Enhancing soil deformation resistance in root-reinforced soils: quantitative analysis of root distribution patterns under cyclic traffic loading
摘要
Ecological engineering measures are widely adopted to reinforce soil, mitigating erosion, landslides, and other geological hazards, while also preventing engineering failures, such as slope collapses and road embankment instability. Previous studies have demonstrated that plant roots significantly enhance soil strength and play a critical role in soil stabilization. This study aims to investigate the dynamic response of root-reinforced soil induced by traffic loading through dynamic triaxial tests. The experiments employ typical slope protection plants (Pyracantha fortuneana L.) and loess from northern China. The experimental design quantifies the contribution of root distribution patterns to soil reinforcement by manipulating vertical and horizontal root ratios in orthogonal patterns. The proportion of vertical roots in total root mass is controlled at 100%, 75%, 50%, 25%, and 0%. Root presence significantly enhances both liquefaction resistance and deformation resistance, with a strong correlation observed between reinforcement effects and vertical-to-horizontal root ratios. Among these ratios, the arrangement with 25% vertical root mass exhibits optimal resistance against liquefaction and deformation, showing a reduction in maximum elastic strain by up to 50.26% and plastic cumulative deformation by over 100% compared with the 100% vertical root configuration. This demonstrates that an appropriate balance between vertical and horizontal roots effectively enhances soil stability under cyclic loading conditions.

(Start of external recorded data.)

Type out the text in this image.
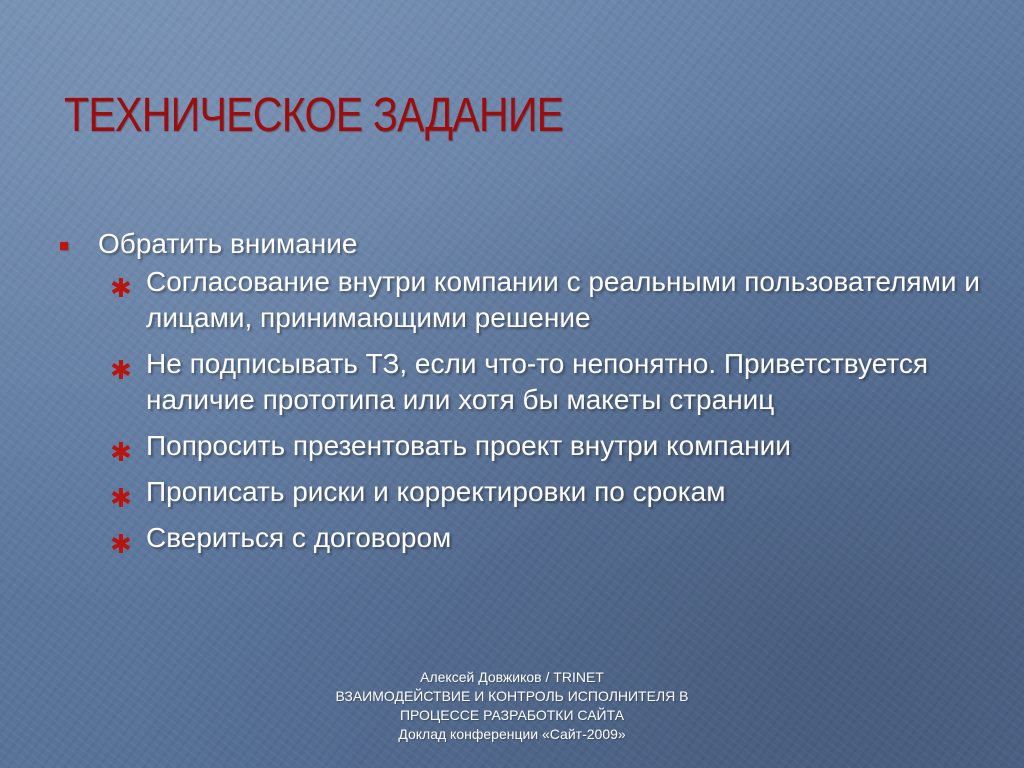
ТЕХНИЧЕСКОЕ ЗАДАНИЕ
Обратить внимание
✱ Согласование внутри компании с реальными пользователями и лицами, принимающими решение
✱ Не подписывать ТЗ, если что-то непонятно. Приветствуется наличие прототипа или хотя бы макеты страниц
✱ Попросить презентовать проект внутри компании
✱ Прописать риски и корректировки по срокам
✱ Свериться с договором
Алексей Довжиков / TRINET
ВЗАИМОДЕЙСТВИЕ И КОНТРОЛЬ ИСПОЛНИТЕЛЯ В
ПРОЦЕССЕ РАЗРАБОТКИ САЙТА
Доклад конференции «Сайт-2009»
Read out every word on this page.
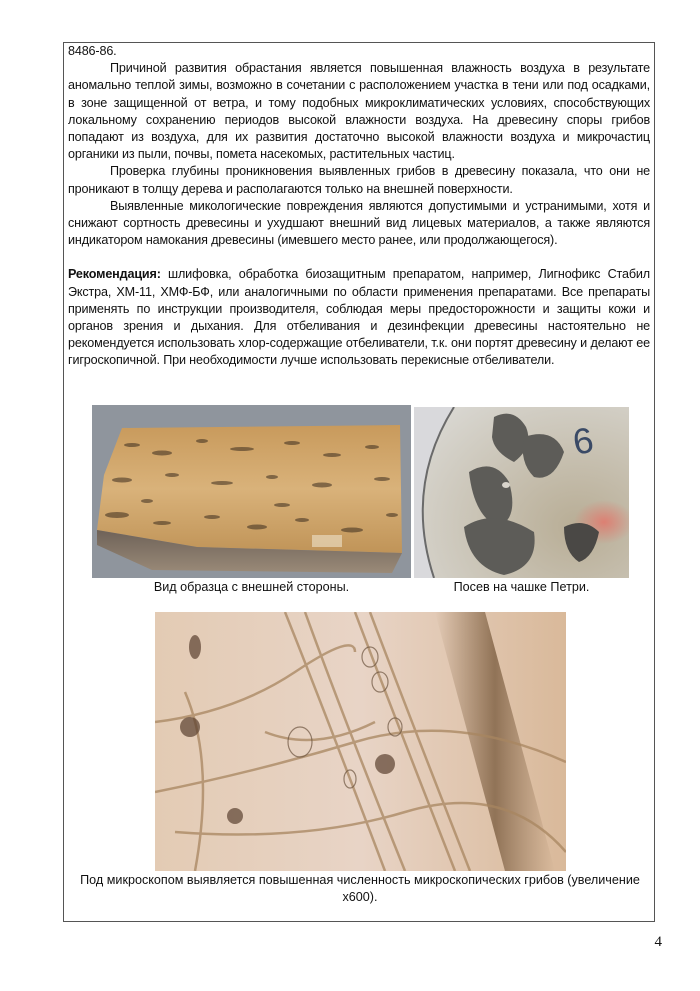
8486-86.

Причиной развития обрастания является повышенная влажность воздуха в результате аномально теплой зимы, возможно в сочетании с расположением участка в тени или под осадками, в зоне защищенной от ветра, и тому подобных микроклиматических условиях, способствующих локальному сохранению периодов высокой влажности воздуха. На древесину споры грибов попадают из воздуха, для их развития достаточно высокой влажности воздуха и микрочастиц органики из пыли, почвы, помета насекомых, растительных частиц.

Проверка глубины проникновения выявленных грибов в древесину показала, что они не проникают в толщу дерева и располагаются только на внешней поверхности.

Выявленные микологические повреждения являются допустимыми и устранимыми, хотя и снижают сортность древесины и ухудшают внешний вид лицевых материалов, а также являются индикатором намокания древесины (имевшего место ранее, или продолжающегося).

Рекомендация: шлифовка, обработка биозащитным препаратом, например, Лигнофикс Стабил Экстра, ХМ-11, ХМФ-БФ, или аналогичными по области применения препаратами. Все препараты применять по инструкции производителя, соблюдая меры предосторожности и защиты кожи и органов зрения и дыхания. Для отбеливания и дезинфекции древесины настоятельно не рекомендуется использовать хлор-содержащие отбеливатели, т.к. они портят древесину и делают ее гигроскопичной. При необходимости лучше использовать перекисные отбеливатели.

6
Вид образца с внешней стороны.	Посев на чашке Петри.
Под микроскопом выявляется повышенная численность микроскопических грибов (увеличение х600).
4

Furthermore, dynamic constitutive and cumulative plastic deformation models were developed specifically for root-reinforced soil by introducing an exponential coefficient C, related to the vertical-to-horizontal root ratio P, based on the Hardin-Drnevich model. These findings highlight the existence of an optimal root distribution pattern that governs both the liquefaction resistance and dynamic behavior of root-reinforced soil.